What is to be done? Conflict-affected communities deserve support. Yet many of their governments are, at best, disinterested in meeting their basic needs; humanitarians are cash-strapped; and MDBs are hesitant about how to deploy their available funds.

A decisive jolt by donor governments providing most of the funding to NGOs and MDBs could be the solution. They should pressure humanitarians towards due diligence improvements, following which they could request development banks to entrust them with funding in certain settings. A vetting process, building on existing due diligence requirements of major government humanitarian aid donors such as the European Commission Humanitarian Aid and Civil Protection and integrating some from MDB’s practices could be a way forward.

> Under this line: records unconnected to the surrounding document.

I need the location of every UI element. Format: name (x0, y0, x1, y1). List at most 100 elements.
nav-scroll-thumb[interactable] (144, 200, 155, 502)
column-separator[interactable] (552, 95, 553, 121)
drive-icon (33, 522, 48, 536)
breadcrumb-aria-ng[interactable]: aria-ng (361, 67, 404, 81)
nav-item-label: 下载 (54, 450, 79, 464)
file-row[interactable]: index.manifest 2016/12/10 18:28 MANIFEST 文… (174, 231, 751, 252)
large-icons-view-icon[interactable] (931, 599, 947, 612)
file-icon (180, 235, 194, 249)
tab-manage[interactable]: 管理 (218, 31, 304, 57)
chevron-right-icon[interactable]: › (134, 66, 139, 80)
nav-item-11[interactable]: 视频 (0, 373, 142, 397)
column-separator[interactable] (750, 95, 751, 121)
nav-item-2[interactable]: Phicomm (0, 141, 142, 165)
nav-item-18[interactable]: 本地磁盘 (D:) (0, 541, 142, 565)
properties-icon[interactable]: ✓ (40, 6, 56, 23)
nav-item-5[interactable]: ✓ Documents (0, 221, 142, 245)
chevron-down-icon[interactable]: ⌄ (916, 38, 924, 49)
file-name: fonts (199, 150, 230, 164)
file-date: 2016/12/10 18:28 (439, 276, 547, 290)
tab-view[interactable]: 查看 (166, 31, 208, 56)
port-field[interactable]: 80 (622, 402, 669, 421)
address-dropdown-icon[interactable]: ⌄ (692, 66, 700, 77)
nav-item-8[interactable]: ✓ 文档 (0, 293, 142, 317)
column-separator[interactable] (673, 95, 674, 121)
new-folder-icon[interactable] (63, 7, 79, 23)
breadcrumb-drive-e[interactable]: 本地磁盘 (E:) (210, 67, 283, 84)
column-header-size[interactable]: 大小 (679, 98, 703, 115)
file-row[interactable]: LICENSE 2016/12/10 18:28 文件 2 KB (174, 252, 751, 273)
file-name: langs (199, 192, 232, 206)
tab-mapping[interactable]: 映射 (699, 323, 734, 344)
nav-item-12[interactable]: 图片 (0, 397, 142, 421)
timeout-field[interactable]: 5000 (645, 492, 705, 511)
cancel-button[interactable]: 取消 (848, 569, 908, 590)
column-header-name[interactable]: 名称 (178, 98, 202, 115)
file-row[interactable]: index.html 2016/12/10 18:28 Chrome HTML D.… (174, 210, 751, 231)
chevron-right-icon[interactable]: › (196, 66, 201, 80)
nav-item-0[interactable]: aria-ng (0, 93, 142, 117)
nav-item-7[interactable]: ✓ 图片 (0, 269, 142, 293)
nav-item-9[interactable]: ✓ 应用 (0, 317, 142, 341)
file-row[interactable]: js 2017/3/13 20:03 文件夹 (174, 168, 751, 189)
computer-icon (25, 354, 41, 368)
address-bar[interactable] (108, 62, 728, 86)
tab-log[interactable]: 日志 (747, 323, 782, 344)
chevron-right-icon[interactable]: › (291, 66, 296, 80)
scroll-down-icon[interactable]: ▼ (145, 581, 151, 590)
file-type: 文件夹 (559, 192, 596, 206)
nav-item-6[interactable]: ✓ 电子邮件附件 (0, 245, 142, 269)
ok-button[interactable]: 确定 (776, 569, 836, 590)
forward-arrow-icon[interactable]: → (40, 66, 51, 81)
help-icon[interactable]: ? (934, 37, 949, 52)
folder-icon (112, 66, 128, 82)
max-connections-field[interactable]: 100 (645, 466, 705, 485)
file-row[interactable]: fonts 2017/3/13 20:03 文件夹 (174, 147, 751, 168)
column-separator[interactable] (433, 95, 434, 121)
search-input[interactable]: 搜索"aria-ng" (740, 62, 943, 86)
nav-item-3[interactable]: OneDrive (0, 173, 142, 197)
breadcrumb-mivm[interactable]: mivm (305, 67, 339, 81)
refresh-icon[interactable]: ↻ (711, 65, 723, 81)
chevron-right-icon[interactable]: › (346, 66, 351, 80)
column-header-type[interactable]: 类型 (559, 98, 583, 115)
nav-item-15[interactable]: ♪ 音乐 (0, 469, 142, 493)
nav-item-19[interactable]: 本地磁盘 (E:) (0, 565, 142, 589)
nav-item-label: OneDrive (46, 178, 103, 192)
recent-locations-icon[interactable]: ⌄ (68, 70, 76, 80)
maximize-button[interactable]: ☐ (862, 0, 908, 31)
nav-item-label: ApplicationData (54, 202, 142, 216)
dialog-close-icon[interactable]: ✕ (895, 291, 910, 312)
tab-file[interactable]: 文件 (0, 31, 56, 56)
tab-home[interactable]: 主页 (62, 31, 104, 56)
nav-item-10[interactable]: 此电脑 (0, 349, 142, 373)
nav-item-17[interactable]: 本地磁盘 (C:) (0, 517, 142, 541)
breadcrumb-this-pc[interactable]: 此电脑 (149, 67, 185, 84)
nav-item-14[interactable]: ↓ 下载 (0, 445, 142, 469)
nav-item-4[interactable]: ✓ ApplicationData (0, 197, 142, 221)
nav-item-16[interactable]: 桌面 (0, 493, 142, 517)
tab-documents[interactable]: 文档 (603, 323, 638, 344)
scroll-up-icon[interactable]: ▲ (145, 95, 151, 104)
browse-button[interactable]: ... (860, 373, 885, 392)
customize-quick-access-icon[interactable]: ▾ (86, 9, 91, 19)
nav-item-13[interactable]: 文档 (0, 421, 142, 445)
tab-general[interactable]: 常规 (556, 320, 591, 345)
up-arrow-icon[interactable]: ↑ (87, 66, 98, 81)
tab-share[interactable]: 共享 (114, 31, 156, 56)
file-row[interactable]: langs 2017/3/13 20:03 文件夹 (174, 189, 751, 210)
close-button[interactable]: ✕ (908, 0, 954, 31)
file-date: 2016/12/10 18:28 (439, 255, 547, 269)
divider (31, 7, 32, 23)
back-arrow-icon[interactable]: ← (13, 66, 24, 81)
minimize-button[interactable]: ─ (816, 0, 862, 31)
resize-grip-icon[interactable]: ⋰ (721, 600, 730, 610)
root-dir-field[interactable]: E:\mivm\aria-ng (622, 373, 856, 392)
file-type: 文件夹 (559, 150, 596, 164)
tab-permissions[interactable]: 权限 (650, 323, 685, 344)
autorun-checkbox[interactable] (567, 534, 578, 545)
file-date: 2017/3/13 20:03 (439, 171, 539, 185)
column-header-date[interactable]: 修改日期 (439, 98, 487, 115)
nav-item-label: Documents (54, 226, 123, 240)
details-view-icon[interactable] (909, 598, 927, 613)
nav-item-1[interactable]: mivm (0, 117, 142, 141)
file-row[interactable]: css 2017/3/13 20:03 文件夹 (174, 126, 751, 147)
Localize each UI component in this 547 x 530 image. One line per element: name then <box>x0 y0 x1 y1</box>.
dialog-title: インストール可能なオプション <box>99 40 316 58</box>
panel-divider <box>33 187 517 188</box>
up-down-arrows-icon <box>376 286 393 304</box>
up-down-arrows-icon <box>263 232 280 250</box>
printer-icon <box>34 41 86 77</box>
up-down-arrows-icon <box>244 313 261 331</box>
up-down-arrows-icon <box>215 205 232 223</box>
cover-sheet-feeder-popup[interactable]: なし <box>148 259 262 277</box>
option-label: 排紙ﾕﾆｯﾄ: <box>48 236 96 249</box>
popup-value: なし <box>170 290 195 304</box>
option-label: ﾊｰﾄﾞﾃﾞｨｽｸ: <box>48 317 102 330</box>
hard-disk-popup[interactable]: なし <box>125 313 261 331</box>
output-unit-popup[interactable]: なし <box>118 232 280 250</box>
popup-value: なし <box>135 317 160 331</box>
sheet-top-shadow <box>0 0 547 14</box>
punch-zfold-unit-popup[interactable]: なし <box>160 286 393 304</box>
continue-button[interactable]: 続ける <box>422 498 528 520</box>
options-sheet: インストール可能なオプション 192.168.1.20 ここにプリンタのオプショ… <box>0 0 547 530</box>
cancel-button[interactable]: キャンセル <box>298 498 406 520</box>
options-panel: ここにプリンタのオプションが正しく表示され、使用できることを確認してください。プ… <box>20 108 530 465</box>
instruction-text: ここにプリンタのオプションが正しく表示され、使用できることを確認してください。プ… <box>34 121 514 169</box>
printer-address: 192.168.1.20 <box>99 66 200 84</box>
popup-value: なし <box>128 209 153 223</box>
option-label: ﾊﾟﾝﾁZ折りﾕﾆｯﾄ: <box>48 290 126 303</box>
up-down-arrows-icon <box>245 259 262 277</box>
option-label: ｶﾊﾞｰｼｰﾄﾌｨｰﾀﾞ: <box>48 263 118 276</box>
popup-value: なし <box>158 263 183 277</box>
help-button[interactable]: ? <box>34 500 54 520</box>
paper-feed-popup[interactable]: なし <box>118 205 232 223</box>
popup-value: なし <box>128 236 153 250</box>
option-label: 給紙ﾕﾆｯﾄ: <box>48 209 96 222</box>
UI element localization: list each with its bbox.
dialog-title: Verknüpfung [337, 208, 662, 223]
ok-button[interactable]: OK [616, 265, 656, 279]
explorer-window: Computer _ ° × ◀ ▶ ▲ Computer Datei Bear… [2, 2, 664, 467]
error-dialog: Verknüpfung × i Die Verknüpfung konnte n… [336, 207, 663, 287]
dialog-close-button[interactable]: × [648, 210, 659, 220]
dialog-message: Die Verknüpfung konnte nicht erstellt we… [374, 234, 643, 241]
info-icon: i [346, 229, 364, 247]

An already existing alternative could be to use the assessment system developed by the Multilateral Organization Performance Assessment Network (MOPAN). MOPAN is an independent network of 22 member states dedicated to improving the performance of the multilateral system. Together, they provide some $100 billion in annual contributions to and through the multilateral system. MOPAN would thus arguably be well-positioned to support such an initiative since it strives to push for greater effectiveness in the multilateral system. Regularly renewed, the assessments would provide a standardized and agreed “know your customer” baseline of requirements for potential recipient NGOs. The ones aspiring to widen their funding sources would have to ensure conformity with what would likely be slightly more stringent procedures and safeguards than might be customarily required from purely humanitarian donors. This harmonized vetting at the organizational level would however diminish transaction costs of what prevails today: lengthy MDB-specific and project-by-project diagnoses and negotiations of funding eligibility.

Going a step further, MDBs could identify triggers, such as the number of displaced, battle casualties, etc., that objectively qualify when a country tips over into conflict. When tripped, such factual, apolitical, and pre-agreed criteria would redirect some of a country’s development grants. They could be channeled to already existing but generally underfunded country-based financing pools for humanitarian responses and/or previously vetted NGOs. This step would need substantial negotiations between board members of MDBs, who could be expected to polarize around the notion of a systematic diversion of funds away from recipient government coffers. Consensus amongst countries providing most of the initial funding to those MDBs would be needed to exercise the required political pressure in their governance. Clear and measurable indicators as to when the “exceptional financing” would revert to its normal, governmental channels may also help overcome reluctance. Finding an acceptable balance as to the proportion of funds to freeze until disbursement to a government can be resumed, versus those to redirect to humanitarian NGOs could be a further area of compromise.

A funding surge at the earliest signs of a crisis would allow for quicker aid responses of the scale needed, which makes sense ethically and financially, even if it remains challenging to quantify. There is no question about the value of human lives saved and suffering reduced. Calculating the cost-effectiveness of investment in early action remains difficult, however. A 2018 UK Government’s Department for International Development report suggests significant cost savings, similar to the 30 percent found by the World Bank when analyzing early action on food security crises.

Providing a better collective response to those suffering from the double scourge of conflict and poverty is possible. Efforts are already afoot, some mechanisms exist—fixing and upgrading the plumbing of the international aid system is feasible. What is needed is a concerted will to adapt the multilateral aid system by prodding it a step further, for which decisive and coordinated action is essential. Donor governments must lead the charge to bridge the gap between humanitarian needs and available resources. The time for decisive action is now.